Als bestes Beispiel hierfür diene die Brennnessel. «Viele haben sie in negativer Erinnerung, weil sie eben auf der Haut brennt. Ihre Blätter und Blüten gehören aber zu den wichtigsten Waldpflanzen, die essbar sind.» Sie seien sehr gesund und hätten sogar eine positive Auswirkung auf die Libido.


Ernten statt jäten!

Immer wieder stiess die Gruppe auf Pflanzen, die sie vom «zivilisierten Alltag» her kennen. «Dort werden sie als Unkraut gejätet», bemerkte eine Frau. Das sei jetzt ab sofort verboten, entgegnet ihr Lucretia Wyss mit einem Lächeln. «Jetzt werden sie nicht mehr gejätet, sondern geerntet. Unkraut kennen wir jetzt nicht mehr.»
Auch wirklich giftig sind in unseren Wäldern nur die wenigsten Pflanzen. Die Exkursionsteilnehmer liessen sich von der Pflanzenliebe der Naturgärtnerin anstecken. Der 21-jährige Sandro Vecchi und sein Kollege wollen ein ganzes Dossier mit essbaren Pflanzen anlegen. Jeder Hinweis von Lucretia Wyss wurde eifrig notiert. «Wir möchten in Zukunft selber in den Wald gehen und uns so unser herkömmliches Essen mit Waldpflanzen ergänzen.» Wolle man Pflanzen essen, so müsse man eher die jüngeren Blätter nehmen, da diese vom Geruch und der Konsistenz her angenehmer sind.


Pflanzen in allen Facetten

Bevor die Suppe auf das Feuer konnte, mussten die Blüten und Blätter noch zurechtgeschnitten werden.
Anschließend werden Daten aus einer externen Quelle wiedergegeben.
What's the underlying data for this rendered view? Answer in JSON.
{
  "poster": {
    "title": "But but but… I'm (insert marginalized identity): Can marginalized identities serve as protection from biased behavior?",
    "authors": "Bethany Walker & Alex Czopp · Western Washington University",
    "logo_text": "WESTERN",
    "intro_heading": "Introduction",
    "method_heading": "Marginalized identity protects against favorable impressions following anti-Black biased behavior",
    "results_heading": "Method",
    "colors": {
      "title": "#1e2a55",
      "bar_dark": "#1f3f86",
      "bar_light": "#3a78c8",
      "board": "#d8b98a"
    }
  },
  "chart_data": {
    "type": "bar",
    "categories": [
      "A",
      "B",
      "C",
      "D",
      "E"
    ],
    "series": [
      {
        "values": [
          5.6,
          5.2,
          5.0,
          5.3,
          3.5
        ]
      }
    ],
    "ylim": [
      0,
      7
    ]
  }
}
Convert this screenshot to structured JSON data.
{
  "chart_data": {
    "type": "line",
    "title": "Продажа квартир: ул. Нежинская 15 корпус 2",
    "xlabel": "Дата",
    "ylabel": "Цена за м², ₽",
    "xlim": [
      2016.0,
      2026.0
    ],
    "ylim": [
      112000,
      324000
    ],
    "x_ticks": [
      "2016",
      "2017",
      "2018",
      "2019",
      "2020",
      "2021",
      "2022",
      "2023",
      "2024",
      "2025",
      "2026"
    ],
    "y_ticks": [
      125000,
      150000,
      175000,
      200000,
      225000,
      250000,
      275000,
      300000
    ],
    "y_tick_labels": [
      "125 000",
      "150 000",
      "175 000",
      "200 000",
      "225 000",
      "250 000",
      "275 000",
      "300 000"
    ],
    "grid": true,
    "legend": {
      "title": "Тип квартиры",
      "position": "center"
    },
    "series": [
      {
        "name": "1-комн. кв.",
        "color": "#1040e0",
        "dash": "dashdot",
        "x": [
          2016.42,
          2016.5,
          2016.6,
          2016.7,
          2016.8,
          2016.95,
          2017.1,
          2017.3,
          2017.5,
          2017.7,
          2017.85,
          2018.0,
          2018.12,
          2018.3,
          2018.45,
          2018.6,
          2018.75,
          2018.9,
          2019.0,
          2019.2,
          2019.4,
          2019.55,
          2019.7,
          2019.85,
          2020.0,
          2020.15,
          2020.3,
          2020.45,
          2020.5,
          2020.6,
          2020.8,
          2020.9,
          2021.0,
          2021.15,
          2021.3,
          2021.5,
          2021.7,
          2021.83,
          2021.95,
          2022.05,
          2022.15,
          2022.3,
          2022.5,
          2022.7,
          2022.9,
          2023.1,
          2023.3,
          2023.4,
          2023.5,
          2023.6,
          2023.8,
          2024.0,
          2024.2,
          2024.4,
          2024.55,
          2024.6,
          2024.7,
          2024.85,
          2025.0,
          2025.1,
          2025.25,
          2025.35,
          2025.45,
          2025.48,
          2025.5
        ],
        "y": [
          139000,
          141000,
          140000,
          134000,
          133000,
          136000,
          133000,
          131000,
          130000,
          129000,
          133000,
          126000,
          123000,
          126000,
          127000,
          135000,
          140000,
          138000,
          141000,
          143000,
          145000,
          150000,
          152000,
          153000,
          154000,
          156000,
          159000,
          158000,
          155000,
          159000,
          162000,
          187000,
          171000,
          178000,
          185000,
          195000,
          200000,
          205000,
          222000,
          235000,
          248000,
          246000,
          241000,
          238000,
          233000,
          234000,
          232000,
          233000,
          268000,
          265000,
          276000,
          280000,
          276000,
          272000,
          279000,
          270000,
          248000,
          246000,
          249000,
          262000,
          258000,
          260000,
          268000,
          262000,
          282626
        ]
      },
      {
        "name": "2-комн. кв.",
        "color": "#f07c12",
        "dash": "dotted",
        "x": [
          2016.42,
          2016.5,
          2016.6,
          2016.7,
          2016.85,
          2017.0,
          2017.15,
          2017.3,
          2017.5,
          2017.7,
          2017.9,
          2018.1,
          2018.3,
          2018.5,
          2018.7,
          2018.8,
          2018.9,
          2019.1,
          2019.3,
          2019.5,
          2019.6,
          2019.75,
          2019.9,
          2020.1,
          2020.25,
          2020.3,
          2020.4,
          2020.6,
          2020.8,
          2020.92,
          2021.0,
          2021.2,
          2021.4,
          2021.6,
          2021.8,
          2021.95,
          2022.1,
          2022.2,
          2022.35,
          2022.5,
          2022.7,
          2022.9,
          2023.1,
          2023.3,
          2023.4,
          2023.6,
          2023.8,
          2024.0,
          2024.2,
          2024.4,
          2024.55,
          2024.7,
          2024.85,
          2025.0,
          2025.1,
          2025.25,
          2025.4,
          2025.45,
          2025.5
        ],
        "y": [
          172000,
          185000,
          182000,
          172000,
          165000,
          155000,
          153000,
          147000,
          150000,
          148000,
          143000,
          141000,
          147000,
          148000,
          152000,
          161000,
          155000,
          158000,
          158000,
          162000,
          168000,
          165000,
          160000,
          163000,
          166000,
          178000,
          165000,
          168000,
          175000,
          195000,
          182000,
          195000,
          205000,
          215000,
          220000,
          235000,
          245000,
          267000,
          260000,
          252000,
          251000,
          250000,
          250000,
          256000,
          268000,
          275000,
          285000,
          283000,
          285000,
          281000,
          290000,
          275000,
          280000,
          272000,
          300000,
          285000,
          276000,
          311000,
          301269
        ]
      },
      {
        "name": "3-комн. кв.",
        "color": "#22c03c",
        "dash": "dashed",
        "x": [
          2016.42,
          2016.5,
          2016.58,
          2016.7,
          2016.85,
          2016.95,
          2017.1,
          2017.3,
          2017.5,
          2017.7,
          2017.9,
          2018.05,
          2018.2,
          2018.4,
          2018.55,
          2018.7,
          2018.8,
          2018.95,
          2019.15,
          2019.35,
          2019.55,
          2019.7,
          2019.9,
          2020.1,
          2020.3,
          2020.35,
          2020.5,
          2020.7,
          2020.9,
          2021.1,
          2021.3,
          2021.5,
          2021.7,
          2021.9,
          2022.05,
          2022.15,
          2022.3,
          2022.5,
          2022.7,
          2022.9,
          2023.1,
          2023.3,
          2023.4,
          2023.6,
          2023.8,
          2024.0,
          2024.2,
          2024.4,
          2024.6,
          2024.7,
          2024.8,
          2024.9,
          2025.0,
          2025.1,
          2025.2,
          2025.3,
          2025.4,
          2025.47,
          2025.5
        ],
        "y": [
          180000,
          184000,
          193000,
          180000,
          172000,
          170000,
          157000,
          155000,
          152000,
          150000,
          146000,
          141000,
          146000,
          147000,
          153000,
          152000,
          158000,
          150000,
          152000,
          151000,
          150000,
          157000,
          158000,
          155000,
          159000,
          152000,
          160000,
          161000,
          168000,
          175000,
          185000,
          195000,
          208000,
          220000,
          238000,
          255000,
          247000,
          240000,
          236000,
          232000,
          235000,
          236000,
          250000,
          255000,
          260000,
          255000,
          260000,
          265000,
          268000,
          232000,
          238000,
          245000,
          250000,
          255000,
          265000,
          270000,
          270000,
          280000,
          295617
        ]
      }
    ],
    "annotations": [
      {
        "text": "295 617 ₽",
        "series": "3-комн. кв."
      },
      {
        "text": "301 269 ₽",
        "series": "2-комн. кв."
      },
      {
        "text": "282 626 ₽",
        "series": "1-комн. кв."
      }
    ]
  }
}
Einen Unterschied zur herkömmlichen Küche war dabei nicht zu erkennen. «Was einem halt zu grob ist, kann man ja wegschneiden. Genau wie beim Gemüse», erklärte Lucretia Wyss. Sie selber bereitete noch zu Hause einen «Smoothie» aus Waldpflanzen, Orangen und Bananen vor und zeigte so, dass die Verwendung der Waldpflanzen sehr vielfältig ist. «Man muss nur die Fantasie walten lassen», gab sie einen letzten Tipp auf den Weg.